A long doc, broken into chapters with Guy Maddin collage art in between. Begins in-depth on the unholy trilogy of Wicker Man, Witchfinder General and Blood on Satan’s Claw. Quatermass creator Nigel Kneale comes up, and I should really watch more of those, even though I disliked the first. Penda’s Fen looks cool, Rawhead Rex as cheesy as I remember it. The 1980’s films attacking heritage: The Company of Wolves, Lair of the White Worm. Paganism and witchcraft, sure. America gets a chapter, featuring Christian cults, and the “Indian burial ground” obsession (colonizers fearing being colonized, having their own homes taken away). Fear of poor people (Deliverance), racist voodoo movies, then positive shouts to Candyman and Ganja & Hess. The Fool Killer sounds cool, both as a movie and a profession. Into the global folk horror chapter, the doc started to feel long – I tuned out during Brazil and Germany, but should prioritize watching The Juniper Tree, maybe a double-feature when the next Robert Eggers film comes out. Also got my second Jacques Derrida reference this SHOCKtober.

This is still the movie I remember from 20-some years ago (filmmaker J-P Leaud is remaking Les Vampires, Maggie Cheung is adrift between crew members, they both get too into their own madness), but I remember it being really excellent, and as the years go by, you forget the specific characteristics that made it so excellent, so it’s nice to rewatch and re-experience that. Every scene is good, but I took no notes, got no screenshots, so let’s watch it again sometime. Fun that Leaud cast Cheung based on Heroic Trio, which they watch together on DVD, and I just watched last month.

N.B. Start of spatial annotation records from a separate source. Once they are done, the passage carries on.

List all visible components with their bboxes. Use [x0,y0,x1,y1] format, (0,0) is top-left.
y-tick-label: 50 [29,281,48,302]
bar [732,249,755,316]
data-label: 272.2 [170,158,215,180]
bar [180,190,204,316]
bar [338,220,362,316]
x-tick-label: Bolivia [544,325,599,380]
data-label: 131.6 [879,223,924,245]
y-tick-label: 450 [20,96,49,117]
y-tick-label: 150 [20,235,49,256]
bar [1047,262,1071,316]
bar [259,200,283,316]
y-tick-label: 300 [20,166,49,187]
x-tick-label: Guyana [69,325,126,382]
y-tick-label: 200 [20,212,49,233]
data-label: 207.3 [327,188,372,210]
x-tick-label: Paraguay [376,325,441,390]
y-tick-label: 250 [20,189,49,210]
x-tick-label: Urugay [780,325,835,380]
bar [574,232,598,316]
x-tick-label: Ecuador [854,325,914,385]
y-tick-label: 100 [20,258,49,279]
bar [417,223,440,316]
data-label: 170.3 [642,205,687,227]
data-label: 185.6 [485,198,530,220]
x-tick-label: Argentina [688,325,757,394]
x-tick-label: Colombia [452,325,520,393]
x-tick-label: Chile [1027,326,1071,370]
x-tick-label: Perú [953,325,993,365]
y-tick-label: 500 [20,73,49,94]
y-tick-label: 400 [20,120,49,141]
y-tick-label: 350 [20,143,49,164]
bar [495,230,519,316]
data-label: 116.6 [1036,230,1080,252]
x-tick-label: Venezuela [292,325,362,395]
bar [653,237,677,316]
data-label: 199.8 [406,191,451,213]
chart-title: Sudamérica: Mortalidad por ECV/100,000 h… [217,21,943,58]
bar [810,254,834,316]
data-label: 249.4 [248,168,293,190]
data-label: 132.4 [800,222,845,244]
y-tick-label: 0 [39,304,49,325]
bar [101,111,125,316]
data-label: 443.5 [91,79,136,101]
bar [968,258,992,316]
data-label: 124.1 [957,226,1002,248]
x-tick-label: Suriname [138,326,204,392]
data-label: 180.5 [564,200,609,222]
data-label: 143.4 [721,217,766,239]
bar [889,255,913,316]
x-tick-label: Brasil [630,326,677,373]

Doc about a filmmaker, whose parents moved from Latvia to Chicago and invented beer nuts and 360-degree cameras/projectors, who went on to make Monster A-Go-Go.

Rebane moved his family to Wisconsin (good sidebar piece on how strange Wisconsin is) and built a studio, making “secular rapture movies” which would influence the Avengers movies (maybe). Not super interested in watching any Rebane movies right now, but I was at an airport (in Wisconsin!) and had access to this, and it’s always nice to hang out with Mark Borchardt.

Boro in the Box (2011)

Just watched some early Borowczyk so I’m checking out Mandico’s terrific biopic. It is so reverent of Boro’s wife/actress, and so dismissive of Lenica. A bit of Cronenberg there at the end when the camera becomes a living organ.


Memories of a Boobs Flasher (2014)

Elina Löwensohn solo show, repeats a four-minute monologue twice. It’s good to see that Mandico has had the same interests from the beginning, and The Wild Boys feature didn’t come out of nowhere but was a culmination.


Prehistoric Cabaret (2014)

Absolutely the most GuyMaddinist shit I’ve ever seen, GuyMaddiner than some Guy Maddin films, but still with some Cronenberg edge. These are not complaints, this is what movies should be doing. The Boro camera reappears. More dialogue repetition, this one’s about a camera that is inserted into the body. In color and English, wild.


Depressive Cop (2016)

A different sort of thing, in English again and partly filmed like a grey VHS dupe. More of those obsessions, merging with islands and becoming fruit/crab/milk. Aphex Twin t-shirt cameo.


Blow Up, Le Cri dans l’Å“il (2019)

Let’s not forget Lynch in our list of influences. This is simply a montage of some of the best screams and yells and shouts in modern cinema, which keeps returning to Wild at Heart.